Said Senator Dick Durbin (Democrat-IL), "As a Senator with no abilities, I believe the same privileges that elected officials enjoy ought to be extended to every American with no abilities. It is our duty as lawmakers to provide each and every American citizen, regardless of his or her inadequacy, with some sort of space to take up in this great nation and a good salary for doing so."

Monday, November 07, 2016

Life to the Max, Opportunity Missed

We've blogged on Pension Maximization before (most recently here); briefly, it's using life insurance to cover the shortfall if one chooses the "no period certain" option at pension decision time.

In that case, the gentleman in question was able to retroactively resolve a potentially disastrous situation.

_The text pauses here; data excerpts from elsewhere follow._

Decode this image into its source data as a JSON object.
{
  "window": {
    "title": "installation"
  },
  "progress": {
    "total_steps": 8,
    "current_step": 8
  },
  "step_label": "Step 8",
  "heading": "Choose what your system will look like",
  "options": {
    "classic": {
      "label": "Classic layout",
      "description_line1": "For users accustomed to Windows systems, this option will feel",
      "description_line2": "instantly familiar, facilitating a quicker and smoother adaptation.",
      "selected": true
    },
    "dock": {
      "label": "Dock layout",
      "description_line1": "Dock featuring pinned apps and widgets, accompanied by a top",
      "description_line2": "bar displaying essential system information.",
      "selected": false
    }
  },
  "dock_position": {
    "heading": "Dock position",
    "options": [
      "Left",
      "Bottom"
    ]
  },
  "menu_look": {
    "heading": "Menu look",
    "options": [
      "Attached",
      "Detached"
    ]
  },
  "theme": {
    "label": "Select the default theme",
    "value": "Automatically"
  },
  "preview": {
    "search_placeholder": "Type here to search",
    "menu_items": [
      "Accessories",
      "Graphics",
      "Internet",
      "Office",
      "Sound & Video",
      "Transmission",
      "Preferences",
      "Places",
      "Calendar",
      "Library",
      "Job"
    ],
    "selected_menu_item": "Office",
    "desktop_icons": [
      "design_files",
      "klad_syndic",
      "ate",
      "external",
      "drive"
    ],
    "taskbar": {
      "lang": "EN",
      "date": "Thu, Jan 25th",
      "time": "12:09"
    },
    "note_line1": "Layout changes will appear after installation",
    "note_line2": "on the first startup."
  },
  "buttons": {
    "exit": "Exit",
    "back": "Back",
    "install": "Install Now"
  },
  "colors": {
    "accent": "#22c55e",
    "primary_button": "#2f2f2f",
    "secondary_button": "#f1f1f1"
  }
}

Today, I learned of a situation with a much sadder ending:

Susie, my longtime client, asked if I would help her recently widowed mother with her health insurance. Even though I've sent the bulk of my clients to Cornerstone for assistance, Susie and I determined that this case needed a more personal, hands-on touch, and so I met with them this morning. As I expected, Nancy (her mom) is every bit as lovely and bright as her daughter, and we started discussing her needs. What I had not known prior to this morning was that Nancy's husband (Susie's dad) had passed away, unexpectedly, in July.

This caused Nancy some major collateral damage: when Joe had retired 18 months before, he'd chosen the pension option with the greatest monthly payout, which stopped when he did. To further compound the problem, this also meant that she was no longer eligible to keep the health insurance. And adding insult to injury, while Joe had told her that he had $200,000 in life insurance, the policy was actually only $25,000, a good chunk of which went to pay for his funeral.

The good news (for certain values of "good") is that she qualifies for a pretty substantial health insurance subsidy next year. The bad news is that she never replaced her health insurance, which ended in early August. Now it's too late (she missed the window for a special open enrollment opportunity). She likely qualifies, however, for a hardship exemption from the ObamaTax.

Still, had she and Joe sat down with a professional agent (*cough*) when they were getting ready to pull the retirement trigger, perhaps she could have avoided this unfortunate situation.

Food for thought.

SHOP Sweat

How desperate are the rocket surgeons in DC to make something - anything, really - of the Small Business Health Options Program (SHOP)? This desparate (via email from CMS):

"Do you know that from November 15 through December 15, small businesses can enroll in SHOP Marketplace coverage without meeting a Minimum Participation Rate (MPR) requirement? Think about your new and existing clients who may not otherwise be able to meet the minimum participation requirement."

Now why is this a big deal?

Well, let's just say that the response to the program has been underwhelming:

"After nearly two years in operation and millions of dollars spent in development ... about 85,000 people, from 11,000 small businesses, have coverage through the [SHOP]."

So now we know why the gummint would (illegally, natch) lift its own requirements. But then one is faced with the dilemma of Chesterton's Fence:

Carriers require certain participation levels because of "adverse selection;" that is, if only those with health problems sign up, then the carrier is going to be losing money very quickly since there's no corresponding offest from healthy employees.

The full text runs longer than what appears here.